Minibuses provide a vital service for many people and organisations. However, driving a minibus is significantly different from driving a car. A minibus is larger, longer, wider and heavier than a car, and its steering, cornering and braking characteristics are markedly different. Another important difference is the number of passengers being carried, some of whom may have additional needs, may be taken ill on the journey, and who may need supervising. The basis on which you can drive is different from a car.
This guidance is to assist anyone, including charities and voluntary organisations, who operate a minibus service to carry passengers. It is an employers duty of care, under Health and Safety legislation, to ensure as far as reasonably practicable the health and safety of their employees and others who may be affected by their work duties. This includes the activity of driving on the public roads.
Operators must comply with all relevant legal requirements, the advice in the Highway Code, and take all other reasonable measures to protect the driver, the passengers and other road users from collision and injury risk.

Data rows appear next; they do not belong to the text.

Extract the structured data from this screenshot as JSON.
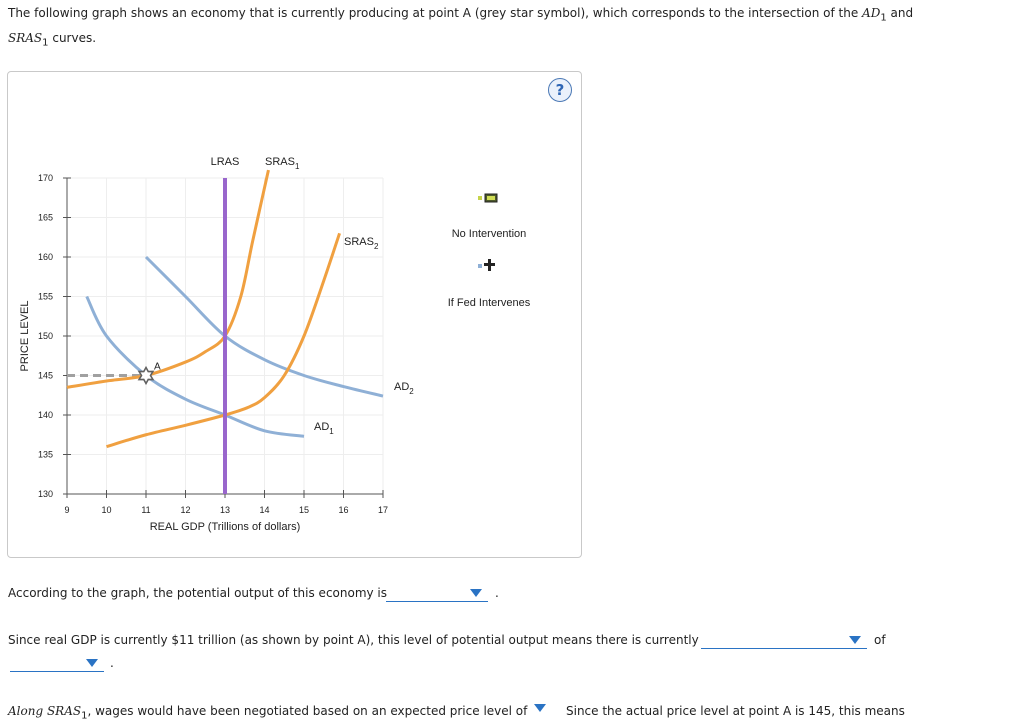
{
  "intro": {
    "part1": "The following graph shows an economy that is currently producing at point A (grey star symbol), which corresponds to the intersection of the ",
    "ad1": "AD",
    "ad1_sub": "1",
    "and": " and",
    "sras1": "SRAS",
    "sras1_sub": "1",
    "part2": " curves."
  },
  "help_label": "?",
  "chart_data": {
    "type": "line",
    "xlabel": "REAL GDP (Trillions of dollars)",
    "ylabel": "PRICE LEVEL",
    "xlim": [
      9,
      17
    ],
    "ylim": [
      130,
      170
    ],
    "x_ticks": [
      "9",
      "10",
      "11",
      "12",
      "13",
      "14",
      "15",
      "16",
      "17"
    ],
    "y_ticks": [
      "130",
      "135",
      "140",
      "145",
      "150",
      "155",
      "160",
      "165",
      "170"
    ],
    "grid": true,
    "colors": {
      "lras": "#9966cc",
      "sras": "#f0a040",
      "ad": "#8fb0d6",
      "dashed": "#a0a0a0",
      "star": "#606060"
    },
    "lras": {
      "label": "LRAS",
      "x": 13
    },
    "series": [
      {
        "name": "SRAS",
        "sub": "1",
        "type": "sras",
        "points": [
          [
            9,
            143.5
          ],
          [
            10,
            144.3
          ],
          [
            11,
            145
          ],
          [
            12,
            146.7
          ],
          [
            12.5,
            148
          ],
          [
            13,
            150
          ],
          [
            13.4,
            155
          ],
          [
            13.7,
            162
          ],
          [
            14.1,
            171
          ]
        ]
      },
      {
        "name": "SRAS",
        "sub": "2",
        "type": "sras",
        "points": [
          [
            10,
            136
          ],
          [
            11,
            137.5
          ],
          [
            12,
            138.7
          ],
          [
            13,
            140
          ],
          [
            13.6,
            141
          ],
          [
            14,
            142.2
          ],
          [
            14.5,
            145
          ],
          [
            15,
            150
          ],
          [
            15.5,
            157
          ],
          [
            15.9,
            163
          ]
        ]
      },
      {
        "name": "AD",
        "sub": "1",
        "type": "ad",
        "points": [
          [
            9.5,
            155
          ],
          [
            10,
            150
          ],
          [
            11,
            145
          ],
          [
            12,
            142
          ],
          [
            13,
            140
          ],
          [
            14,
            138
          ],
          [
            15,
            137.3
          ]
        ]
      },
      {
        "name": "AD",
        "sub": "2",
        "type": "ad",
        "points": [
          [
            11,
            160
          ],
          [
            12,
            155
          ],
          [
            13,
            150
          ],
          [
            14,
            147
          ],
          [
            15,
            145
          ],
          [
            16,
            143.6
          ],
          [
            17,
            142.4
          ]
        ]
      }
    ],
    "points": [
      {
        "label": "A",
        "x": 11,
        "y": 145
      }
    ],
    "dashed_guide": {
      "from_x": 9,
      "to_x": 11,
      "y": 145
    },
    "legend": [
      {
        "label": "No Intervention",
        "symbol": "square"
      },
      {
        "label": "If Fed Intervenes",
        "symbol": "plus"
      }
    ]
  },
  "q1": {
    "text": "According to the graph, the potential output of this economy is",
    "selected": "",
    "after": "."
  },
  "q2": {
    "text": "Since real GDP is currently $11 trillion (as shown by point A), this level of potential output means there is currently",
    "selected": "",
    "after": "of",
    "selected2": "",
    "after2": "."
  },
  "q3": {
    "text_left": "Along SRAS",
    "text_left_sub": "1",
    "text_mid": ", wages would have been negotiated based on an expected price level of",
    "text_right": "Since the actual price level at point A is 145, this means"
  }
}
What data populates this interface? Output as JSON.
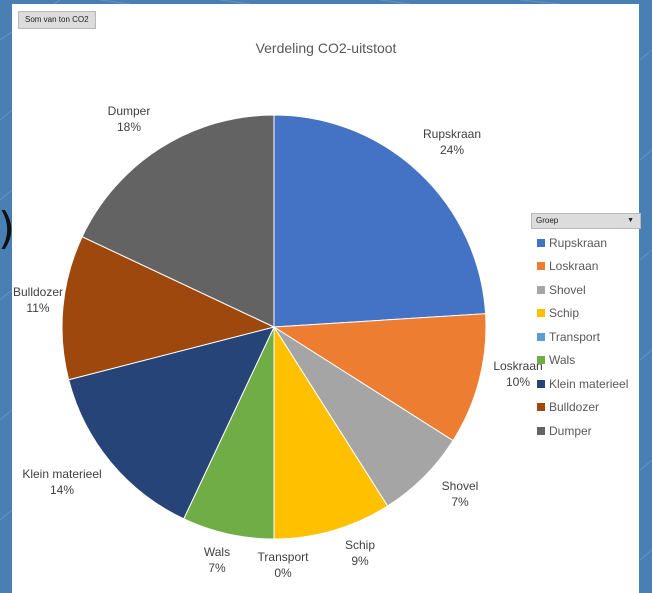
{
  "pivot_field_button": "Som van ton CO2",
  "legend_header": {
    "label": "Groep"
  },
  "colors": {
    "background": "#4a7fb3",
    "panel": "#ffffff"
  },
  "chart_data": {
    "type": "pie",
    "title": "Verdeling CO2-uitstoot",
    "categories": [
      "Rupskraan",
      "Loskraan",
      "Shovel",
      "Schip",
      "Transport",
      "Wals",
      "Klein materieel",
      "Bulldozer",
      "Dumper"
    ],
    "values": [
      24,
      10,
      7,
      9,
      0,
      7,
      14,
      11,
      18
    ],
    "data_labels": [
      {
        "name": "Rupskraan",
        "pct": "24%"
      },
      {
        "name": "Loskraan",
        "pct": "10%"
      },
      {
        "name": "Shovel",
        "pct": "7%"
      },
      {
        "name": "Schip",
        "pct": "9%"
      },
      {
        "name": "Transport",
        "pct": "0%"
      },
      {
        "name": "Wals",
        "pct": "7%"
      },
      {
        "name": "Klein materieel",
        "pct": "14%"
      },
      {
        "name": "Bulldozer",
        "pct": "11%"
      },
      {
        "name": "Dumper",
        "pct": "18%"
      }
    ],
    "colors": [
      "#4472c4",
      "#ed7d31",
      "#a5a5a5",
      "#ffc000",
      "#5b9bd5",
      "#70ad47",
      "#264478",
      "#9e480e",
      "#636363"
    ],
    "legend_position": "right"
  }
}
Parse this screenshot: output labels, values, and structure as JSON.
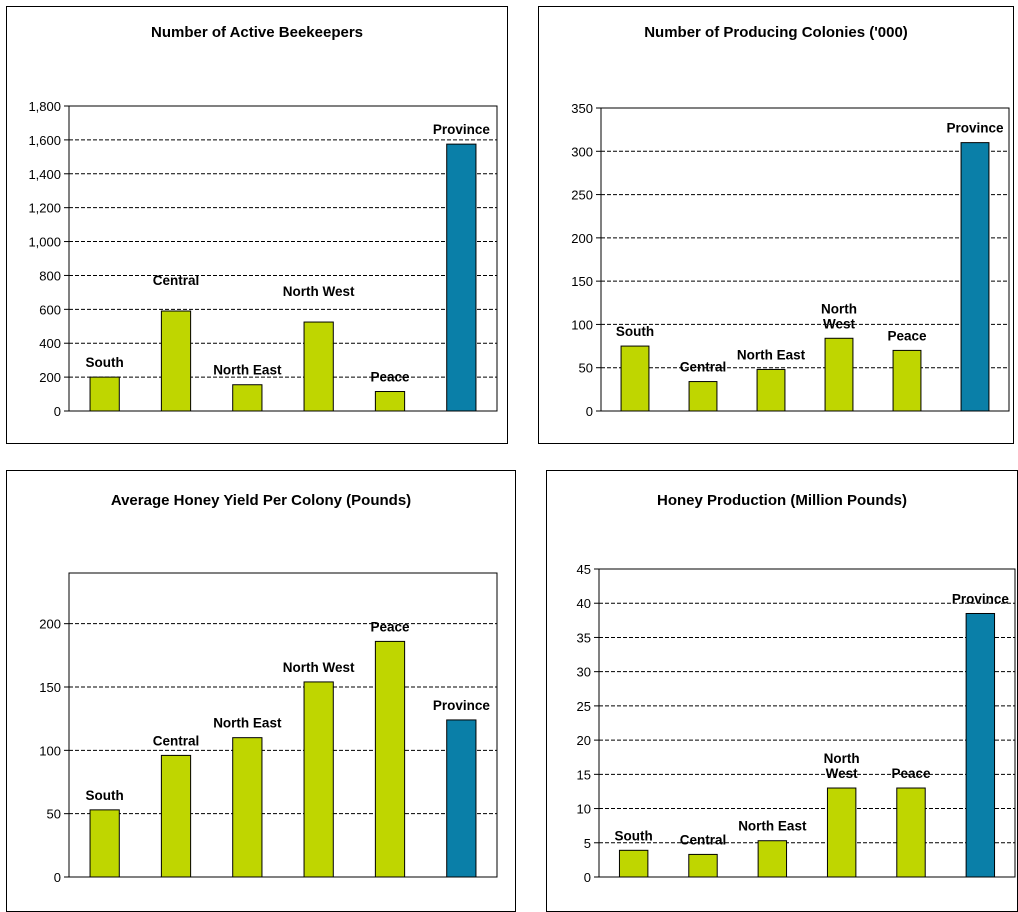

Essentially, this means that the minibus operator should conduct suitable risk assessments and ensure that journeys are safe, drivers are fit and competent, and the minibus is fit-for-purpose and in a safe condition.
The term 'must' implies a legal duty, 'should' is good practice and 'consider' is to be aware. The use of the terms must, should, good and best practice are the opinions of the authors only. The information herein should not be regarded as a definitive interpretation of the law.